The policy of restricting help to only those with the most need creates a perverse incentive to wreck your life. This is true. I know this is true because I deliberately wrecked my DPs life to get social care support. The way I got social care support was to lie on the floor and scream and scream and not stop until someone helped me. I screamed for a long time, but eventually, when they realised I really was not getting up and doing the care, they helped me. My poor DP had to suffer. Afterwards, I was afraid to get up. This is the trap of the "most need".

But more than that, it creates a sense of unfairness. Fairness is a central concern for people, as we've seen on this thread. The people on the right and left of this debate are both concerned with fairness, they've just got different opinions on what that means. Getting some consensus there is, I think, how we detoxify this conversation.

domesticgodless · 12/10/2012 16:41

yeah Acumen I am writing (? not enough of) an article about the manipulation of the biopsychosocial model right now.

A total misnomer as it basically ignores the 'bio' bit. At least in the form adopted by health insurers and government.

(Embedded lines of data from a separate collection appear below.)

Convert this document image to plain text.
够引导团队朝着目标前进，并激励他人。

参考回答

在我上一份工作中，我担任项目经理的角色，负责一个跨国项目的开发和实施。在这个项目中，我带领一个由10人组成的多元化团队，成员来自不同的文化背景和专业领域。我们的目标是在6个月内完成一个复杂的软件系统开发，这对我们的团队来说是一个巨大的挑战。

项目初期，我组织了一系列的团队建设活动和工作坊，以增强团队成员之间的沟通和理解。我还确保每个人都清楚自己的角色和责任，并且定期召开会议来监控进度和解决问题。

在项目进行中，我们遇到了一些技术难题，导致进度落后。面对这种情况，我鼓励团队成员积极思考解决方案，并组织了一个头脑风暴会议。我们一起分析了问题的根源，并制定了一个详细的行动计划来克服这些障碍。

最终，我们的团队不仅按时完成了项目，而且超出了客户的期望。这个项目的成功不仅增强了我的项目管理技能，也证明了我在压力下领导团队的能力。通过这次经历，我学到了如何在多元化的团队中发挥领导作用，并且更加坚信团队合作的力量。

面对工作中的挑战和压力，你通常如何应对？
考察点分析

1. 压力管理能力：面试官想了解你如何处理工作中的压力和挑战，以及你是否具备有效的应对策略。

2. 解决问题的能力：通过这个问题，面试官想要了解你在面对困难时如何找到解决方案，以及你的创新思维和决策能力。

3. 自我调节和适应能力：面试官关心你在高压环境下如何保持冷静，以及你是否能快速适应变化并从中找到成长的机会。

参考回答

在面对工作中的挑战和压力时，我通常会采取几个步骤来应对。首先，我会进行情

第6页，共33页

Acumens100 · 12/10/2012 16:43

Cool, I would like to see that article! I hope you link it when it's done.

domesticgodless · 12/10/2012 16:44

The perverse incentive to wreck your life is quite right.

In mental health it is much the same. No help really except medication (and that will not last long under the 'new' NHS) until you are lying bleeding in the bath. If you 'fake' more extreme symptoms or merely exaggerate the ones you have, you will get help. Help you already desperately needed and without which in the end you probably will end up bleeding in the bath.

It's a bloody awful situation where this starts to happen.